9th Nov 2017 07:07
Not for distribution, directly or indirectly, in or into the United States or any jurisdiction in which such distribution would be unlawful.
ContourGlobal plc
Stabilisation Notice
9 November 2017
ContourGlobal plc hereby gives notice that the entity undertaking stabilisation (the "Stabilisation Manager" named below and its affiliates) may stabilise the offer of the following securities in accordance with Regulation (EU) No 596/2014 (Market Abuse Regulation) and Commission Delegated Regulation (EU) 2016/1052. Stabilisation transactions aim at supporting the market price of the Securities during the Stabilisation Period. Stabilisation may not necessarily occur and it may cease at any time.
The securities: | |
Issuer: | ContourGlobal plc (the "Company") |
Securities: | Ordinary registered shares ("ORDs") of the Issuer (ISIN: GB00BF448H58) |
Offering size: | £441,062,757.5 excluding over-allotment option |
Offer Price: | £2.50 |
Stabilisation: | |
Stabilisation Manager (and central point within the meaning of Commission Delegated Regulation (EU) 2016/1052): | Goldman Sachs International, Peterborough Court, 133 Fleet Street, London EC4A 2BB Contact: John Bentinck; telephone: +44 (0)20 7774 3408 |
Beginning of the Stabilisation Period: | 9 November 2017 |
Stabilisation Period to end no later than: | 8 December 2017 |
Trading venue where stabilisation may be undertaken: | London Stock Exchange, BATS, Chi-X |
Over-allotment & Greenshoe Option: | |
Terms: | The over-allotment shareholder has granted Goldman Sachs International, in its capacity as Stabilisation Manager and for the account of the underwriters, a share loan for 26,463,765 Shares ("Over-allotment Option"). Any shares borrowed under the Over-allotment Option may be repurchased by the Stabilisation Manager for stabilization purposes during the Stabilisation Period in compliance with the Market Abuse Regulation and Commission Delegated Regulation (EU) 2016/1052. To the extent shares are not repurchased, the Stabilisation Manager has the option to acquire additional Shares from the over-allotment shareholder at the Offer Price ("Greenshoe Option") to enable the Stabilisation Manager to redeliver over-allotted shares under the share loan. |
Number of shares covered by Over-allotment Option: | 26,463,765 Shares |
Duration: | This option may be executed at any time during the Stabilisation Period. |
Disclaimer
In connection with the offer of the above securities, the Stabilisation Manager(s) may over-allot the securities or effect transactions with a view to supporting the market price of the securities at a level higher than that which might otherwise prevail. However, there is no assurance that the Stabilisation Manager(s) will take any stabilisation action and any stabilisation action, if begun, may be ended at any time.
This announcement is for information only and does not constitute an offer or invitation to underwrite, subscribe for or otherwise acquire or dispose of any securities or investment advice in any jurisdiction in which such an offer or solicitation is unlawful, including without limitation, the United States, Australia, Canada, or Japan. Any failure to comply with these restrictions may constitute a violation of the securities laws of such jurisdictions.

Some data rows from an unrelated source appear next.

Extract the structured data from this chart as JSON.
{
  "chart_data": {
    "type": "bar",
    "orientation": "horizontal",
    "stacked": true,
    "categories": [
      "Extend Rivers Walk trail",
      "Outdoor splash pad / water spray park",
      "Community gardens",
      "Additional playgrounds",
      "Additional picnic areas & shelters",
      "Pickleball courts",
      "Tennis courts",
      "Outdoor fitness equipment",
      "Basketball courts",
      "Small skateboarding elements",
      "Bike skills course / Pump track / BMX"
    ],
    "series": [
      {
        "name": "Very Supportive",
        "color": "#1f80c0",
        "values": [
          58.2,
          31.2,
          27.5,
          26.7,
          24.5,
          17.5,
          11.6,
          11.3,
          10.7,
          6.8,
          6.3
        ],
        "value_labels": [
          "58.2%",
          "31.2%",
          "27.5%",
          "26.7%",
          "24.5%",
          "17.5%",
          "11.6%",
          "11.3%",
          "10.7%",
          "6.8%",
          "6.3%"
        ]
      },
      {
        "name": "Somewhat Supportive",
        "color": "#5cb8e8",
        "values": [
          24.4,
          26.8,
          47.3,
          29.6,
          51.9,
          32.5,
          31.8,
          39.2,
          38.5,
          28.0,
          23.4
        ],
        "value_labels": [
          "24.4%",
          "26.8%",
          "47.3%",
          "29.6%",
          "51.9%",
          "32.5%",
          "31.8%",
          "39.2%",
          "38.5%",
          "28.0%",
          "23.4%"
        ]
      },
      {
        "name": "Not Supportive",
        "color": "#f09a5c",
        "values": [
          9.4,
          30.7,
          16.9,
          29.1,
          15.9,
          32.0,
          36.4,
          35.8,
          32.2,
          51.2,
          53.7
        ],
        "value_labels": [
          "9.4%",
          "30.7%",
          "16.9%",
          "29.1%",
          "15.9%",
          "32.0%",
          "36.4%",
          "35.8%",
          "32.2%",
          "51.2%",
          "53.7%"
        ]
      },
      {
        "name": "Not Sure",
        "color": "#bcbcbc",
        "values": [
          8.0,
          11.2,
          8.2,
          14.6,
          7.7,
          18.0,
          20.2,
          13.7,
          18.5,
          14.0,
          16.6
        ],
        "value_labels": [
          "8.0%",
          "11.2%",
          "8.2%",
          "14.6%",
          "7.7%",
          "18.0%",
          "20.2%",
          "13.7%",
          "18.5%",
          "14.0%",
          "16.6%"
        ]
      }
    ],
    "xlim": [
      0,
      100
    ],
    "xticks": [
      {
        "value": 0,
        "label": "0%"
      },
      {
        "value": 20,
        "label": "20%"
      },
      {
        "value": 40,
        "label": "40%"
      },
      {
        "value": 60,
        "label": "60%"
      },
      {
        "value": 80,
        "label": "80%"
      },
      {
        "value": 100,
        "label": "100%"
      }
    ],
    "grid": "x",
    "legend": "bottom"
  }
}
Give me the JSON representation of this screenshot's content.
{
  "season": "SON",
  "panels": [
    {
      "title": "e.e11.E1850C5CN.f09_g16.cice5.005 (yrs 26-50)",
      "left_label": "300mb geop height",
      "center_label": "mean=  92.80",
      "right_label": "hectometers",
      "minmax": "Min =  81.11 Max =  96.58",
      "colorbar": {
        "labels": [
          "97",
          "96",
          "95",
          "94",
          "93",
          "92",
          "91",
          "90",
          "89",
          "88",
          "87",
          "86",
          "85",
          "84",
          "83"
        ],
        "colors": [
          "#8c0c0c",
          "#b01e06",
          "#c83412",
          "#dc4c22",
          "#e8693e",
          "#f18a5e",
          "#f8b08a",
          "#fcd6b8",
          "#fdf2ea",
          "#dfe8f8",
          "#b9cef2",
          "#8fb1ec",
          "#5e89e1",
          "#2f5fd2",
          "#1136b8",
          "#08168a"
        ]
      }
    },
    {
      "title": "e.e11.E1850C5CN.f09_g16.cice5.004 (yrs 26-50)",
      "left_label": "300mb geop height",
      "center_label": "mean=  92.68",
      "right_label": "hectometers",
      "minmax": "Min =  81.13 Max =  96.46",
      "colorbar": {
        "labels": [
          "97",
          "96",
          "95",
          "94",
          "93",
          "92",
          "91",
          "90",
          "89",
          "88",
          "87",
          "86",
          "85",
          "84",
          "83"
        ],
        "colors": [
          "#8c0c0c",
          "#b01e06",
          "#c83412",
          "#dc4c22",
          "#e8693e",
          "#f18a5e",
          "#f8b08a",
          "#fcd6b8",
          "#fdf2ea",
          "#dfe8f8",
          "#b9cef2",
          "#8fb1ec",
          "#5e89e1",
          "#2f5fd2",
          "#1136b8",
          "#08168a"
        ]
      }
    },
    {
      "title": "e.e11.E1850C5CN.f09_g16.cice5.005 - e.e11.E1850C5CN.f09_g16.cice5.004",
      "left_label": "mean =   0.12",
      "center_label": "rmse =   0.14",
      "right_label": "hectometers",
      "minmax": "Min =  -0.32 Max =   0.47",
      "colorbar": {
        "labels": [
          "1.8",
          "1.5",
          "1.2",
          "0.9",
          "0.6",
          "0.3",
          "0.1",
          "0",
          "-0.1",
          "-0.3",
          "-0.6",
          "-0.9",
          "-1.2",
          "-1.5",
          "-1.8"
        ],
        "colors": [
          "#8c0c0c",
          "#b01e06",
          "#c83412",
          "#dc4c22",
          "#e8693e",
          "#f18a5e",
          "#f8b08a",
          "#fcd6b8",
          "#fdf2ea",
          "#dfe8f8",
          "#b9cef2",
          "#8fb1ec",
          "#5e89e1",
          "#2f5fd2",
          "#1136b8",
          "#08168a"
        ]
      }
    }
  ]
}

This announcement and the information contained herein, is not an offer of securities for sale in, and is not for transmission to or publication, distribution or release, directly or indirectly, in the United States of America (including its territories and possessions, any state of the United States of America and the District of Columbia) (the "United States"). The securities being offered have not been and will not be registered under the US Securities Act of 1933, as amended (the "Securities Act"), or under any applicable securities laws of any state or other jurisdiction of the United States and may not be offered, sold, resold, transferred or delivered, directly or indirectly, in the United States unless registered under the Securities Act or pursuant to an exemption from, or in a transaction not subject to, such registration requirements and in accordance with any applicable securities laws of any state or other jurisdiction of the United States. No public offering of the securities discussed herein is being made in the United States.
This announcement is directed only at: (A) persons in member states of the European Economic Area (the "EEA") who are "qualified investors" within the meaning of Article 2(1)(e) of the EU Prospectus Directive (Directive 2003/71/EC (and amendments thereto, including Directive 2010/73/EU, to the extent implemented in the relevant member state of the EEA) and includes any relevant implementing measure in each relevant member state of the EEA) (the "Qualified Investors"); (B) in the United Kingdom, qualified investors who are persons who (i) have professional experience in matters relating to investments and who fall within the definition of "investment professionals" in Article 19(5) of the Financial Services and Markets Act 2000 (Financial Promotion) Order 2005 (as amended) (the "Order"); or (ii) are high net worth entities falling within Article 49 of the Order; or (iii) are persons to whom it may otherwise be lawfully communicated. If you are not a Relevant Person, you will not be eligible to participate in the offering, and you should not act upon, or rely on, this announcement.